The seminar is designed to facilitate the writing of research papers. Students will be required to submit a thesis statement of the topic (including a preliminary bibliography) for approval, and to present their initial findings towards the end of the semester.


Law and Technology

Prof. Niva Elkin Koren & Prof. Assaf Hamdani - Tel Aviv University

The purpose of the workshop is to explore the legal and policy implications of technology. The workshop will invite leading scholars to present their work-in-progress on various topics at the intersection of law and technology. Students will have an opportunity to discuss the papers directly with the paper presenters, and to comment on the papers in writing and during class.


Intellectual Property as a Toolkit for Technology Transfer

Prof. Laurent Manderieux - Bocconi University

The Course is intended to detail how Intellectual Property Rights (mostly patents and copyright) are permitting in practice efficient and profitable technology transfer (for Licensors and Licensees, respectively), and the role of Intellectual Property in the practical functioning of TTOs. Both theoretical questions and hands on aspects will be covered.


Licensing of Intellectual Property

Adv. David Mirchin - Meitar Liquornik Geva Leshem Tal

The focus will be practical rather than theoretical, and the course will address real-world business and legal scenarios faced by technology companies. The purpose of the course is to familiarize students with a wide range of licensing issues and ways to address divergent interests. We will cover in-depth licensing of software, content, trademarks and patents, as well as open source software and creative commons. We will review the purpose of various key terms in licensing agreements, the interests of each party, and a variety of fallback and alternative solutions which could serve your client and "make the deal happen." Students will also learn about various forms of agreement related to intellectual property licenses, such as Software-as-a-Service (SaaS) agreements, software maintenance agreements, Service Level Agreements, and software escrow agreements.

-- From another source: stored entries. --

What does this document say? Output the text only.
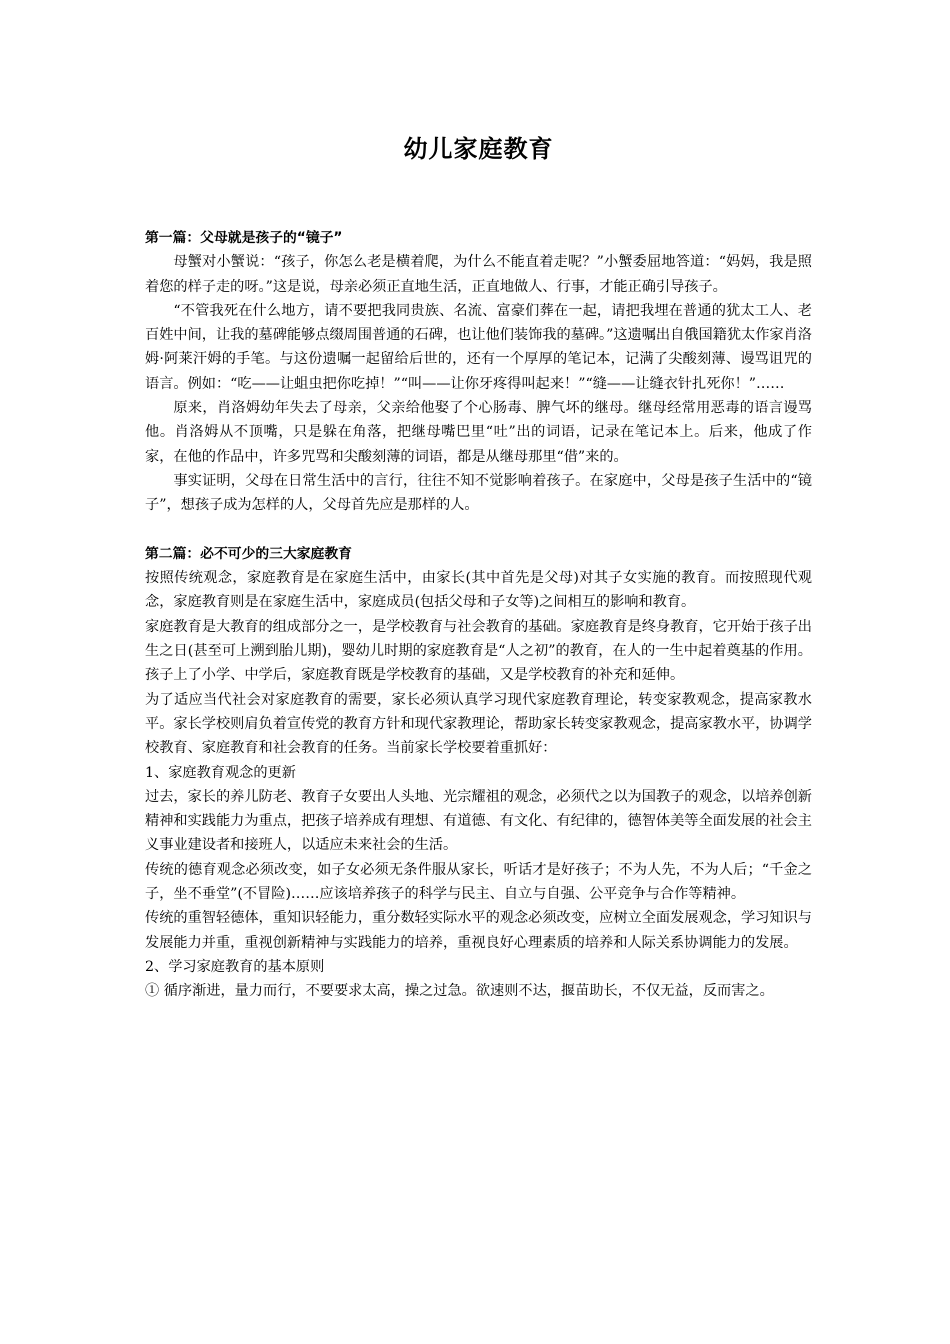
幼儿家庭教育

第一篇：父母就是孩子的“镜子”

母蟹对小蟹说：“孩子，你怎么老是横着爬，为什么不能直着走呢？”小蟹委屈地答道：“妈妈，我是照着您的样子走的呀。”这是说，母亲必须正直地生活，正直地做人、行事，才能正确引导孩子。

“不管我死在什么地方，请不要把我同贵族、名流、富豪们葬在一起，请把我埋在普通的犹太工人、老百姓中间，让我的墓碑能够点缀周围普通的石碑，也让他们装饰我的墓碑。”这遗嘱出自俄国籍犹太作家肖洛姆·阿莱汗姆的手笔。与这份遗嘱一起留给后世的，还有一个厚厚的笔记本，记满了尖酸刻薄、谩骂诅咒的语言。例如：“吃——让蛆虫把你吃掉！”“叫——让你牙疼得叫起来！”“缝——让缝衣针扎死你！”……

原来，肖洛姆幼年失去了母亲，父亲给他娶了个心肠毒、脾气坏的继母。继母经常用恶毒的语言谩骂他。肖洛姆从不顶嘴，只是躲在角落，把继母嘴巴里“吐”出的词语，记录在笔记本上。后来，他成了作家，在他的作品中，许多咒骂和尖酸刻薄的词语，都是从继母那里“借”来的。

事实证明，父母在日常生活中的言行，往往不知不觉影响着孩子。在家庭中，父母是孩子生活中的“镜子”，想孩子成为怎样的人，父母首先应是那样的人。

第二篇：必不可少的三大家庭教育

按照传统观念，家庭教育是在家庭生活中，由家长(其中首先是父母)对其子女实施的教育。而按照现代观念，家庭教育则是在家庭生活中，家庭成员(包括父母和子女等)之间相互的影响和教育。

家庭教育是大教育的组成部分之一，是学校教育与社会教育的基础。家庭教育是终身教育，它开始于孩子出生之日(甚至可上溯到胎儿期)，婴幼儿时期的家庭教育是“人之初”的教育，在人的一生中起着奠基的作用。孩子上了小学、中学后，家庭教育既是学校教育的基础，又是学校教育的补充和延伸。

为了适应当代社会对家庭教育的需要，家长必须认真学习现代家庭教育理论，转变家教观念，提高家教水平。家长学校则肩负着宣传党的教育方针和现代家教理论，帮助家长转变家教观念，提高家教水平，协调学校教育、家庭教育和社会教育的任务。当前家长学校要着重抓好：

1、家庭教育观念的更新

过去，家长的养儿防老、教育子女要出人头地、光宗耀祖的观念，必须代之以为国教子的观念，以培养创新精神和实践能力为重点，把孩子培养成有理想、有道德、有文化、有纪律的，德智体美等全面发展的社会主义事业建设者和接班人，以适应未来社会的生活。

传统的德育观念必须改变，如子女必须无条件服从家长，听话才是好孩子；不为人先，不为人后；“千金之子，坐不垂堂”(不冒险)……应该培养孩子的科学与民主、自立与自强、公平竞争与合作等精神。

传统的重智轻德体，重知识轻能力，重分数轻实际水平的观念必须改变，应树立全面发展观念，学习知识与发展能力并重，重视创新精神与实践能力的培养，重视良好心理素质的培养和人际关系协调能力的发展。

2、学习家庭教育的基本原则

① 循序渐进，量力而行，不要要求太高，操之过急。欲速则不达，揠苗助长，不仅无益，反而害之。
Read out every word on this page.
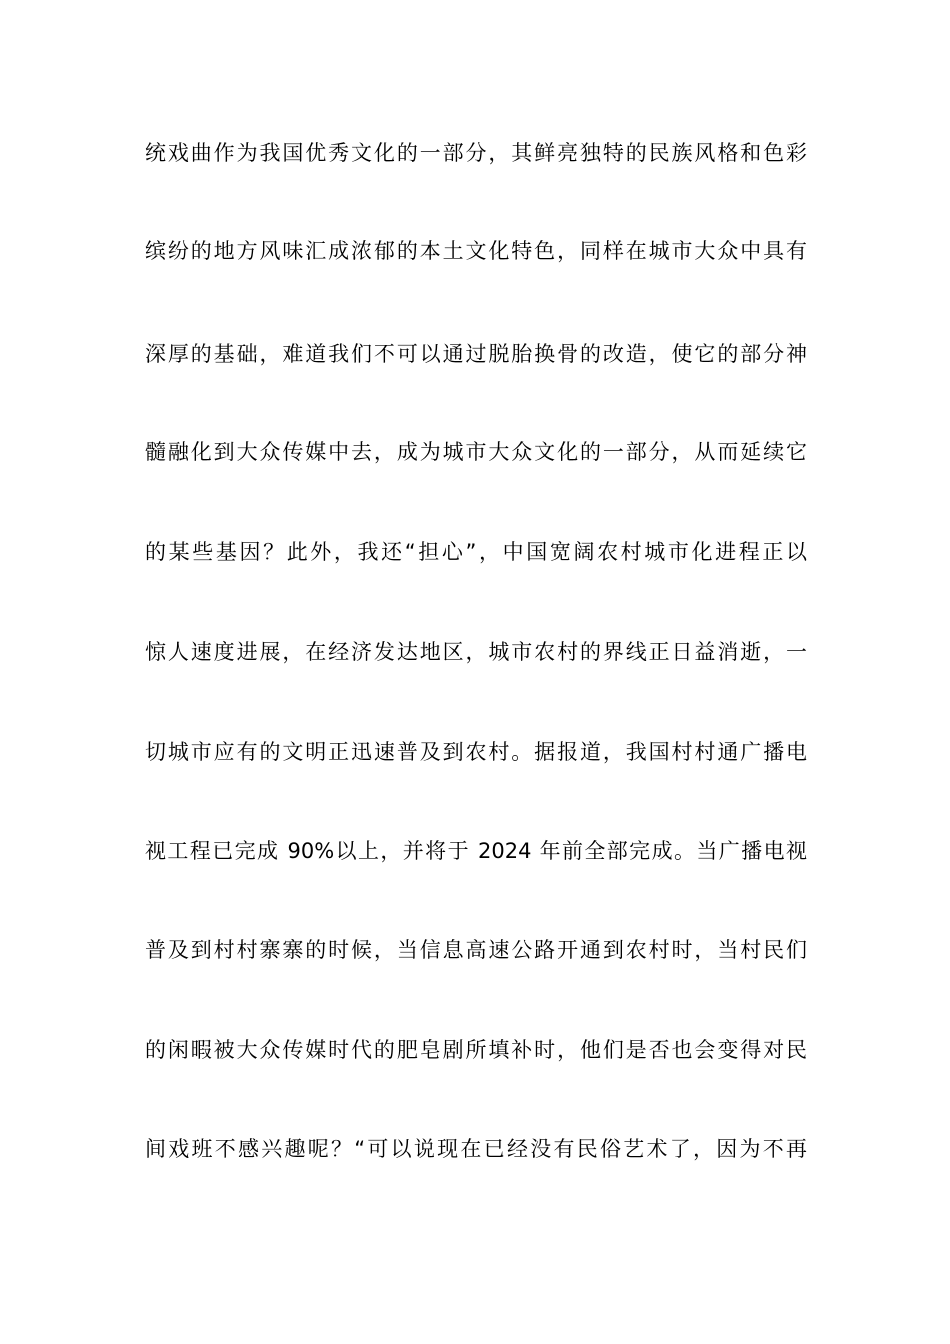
统戏曲作为我国优秀文化的一部分，其鲜亮独特的民族风格和色彩
缤纷的地方风味汇成浓郁的本土文化特色，同样在城市大众中具有
深厚的基础，难道我们不可以通过脱胎换骨的改造，使它的部分神
髓融化到大众传媒中去，成为城市大众文化的一部分，从而延续它
的某些基因？此外，我还“担心”，中国宽阔农村城市化进程正以
惊人速度进展，在经济发达地区，城市农村的界线正日益消逝，一
切城市应有的文明正迅速普及到农村。据报道，我国村村通广播电
视工程已完成 90%以上，并将于 2024 年前全部完成。当广播电视
普及到村村寨寨的时候，当信息高速公路开通到农村时，当村民们
的闲暇被大众传媒时代的肥皂剧所填补时，他们是否也会变得对民
间戏班不感兴趣呢？“可以说现在已经没有民俗艺术了，因为不再
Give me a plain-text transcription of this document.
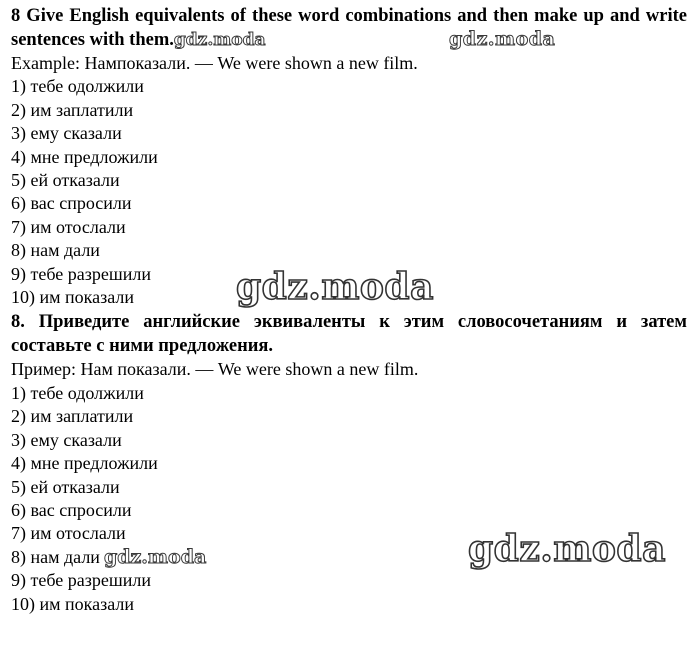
8 Give English equivalents of these word combinations and then make up and write sentences with them.gdz.moda

Example: Нампоказали. — We were shown a new film.

1) тебе одолжили

2) им заплатили

3) ему сказали

4) мне предложили

5) ей отказали

6) вас спросили

7) им отослали

8) нам дали

9) тебе разрешили

10) им показали

8. Приведите английские эквиваленты к этим словосочетаниям и затем составьте с ними предложения.

Пример: Нам показали. — We were shown a new film.

1) тебе одолжили

2) им заплатили

3) ему сказали

4) мне предложили

5) ей отказали

6) вас спросили

7) им отослали

8) нам дали gdz.moda

9) тебе разрешили

10) им показали

gdz.moda
gdz.moda
gdz.moda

Prerequisites: This is an advanced licensing class for students who already have a foundation in intellectual property law and contract law.


Comparative Copyright Law

Prof. Amanda Whorton – Cornell Law School

Copyright is the legal foundation of creative industries and spans global economic and cultural activities?it is by its nature international and comparative. Students in this class will critically compare and evaluate legal approaches to elements of copyright law in selected jurisdictions. Jurisdictions explored may include Israel, the EU, France, Australia, Canada, and India, with U.S. copyright law as a reference point. Through scholarly readings, international treaties, and court opinions, class discussion, and their own research and analysis, students will examine comparative approaches to copyright issues and develop critiques and proposals.

Pre-requisites: A prior course in Intellectual Property or Copyright is recommended, but not required.


**These are the courses that are being offered during the 2023-2024 academic year. Courses are subject, and likely, to change year to year. Applicants will be sent a final course list once it is available.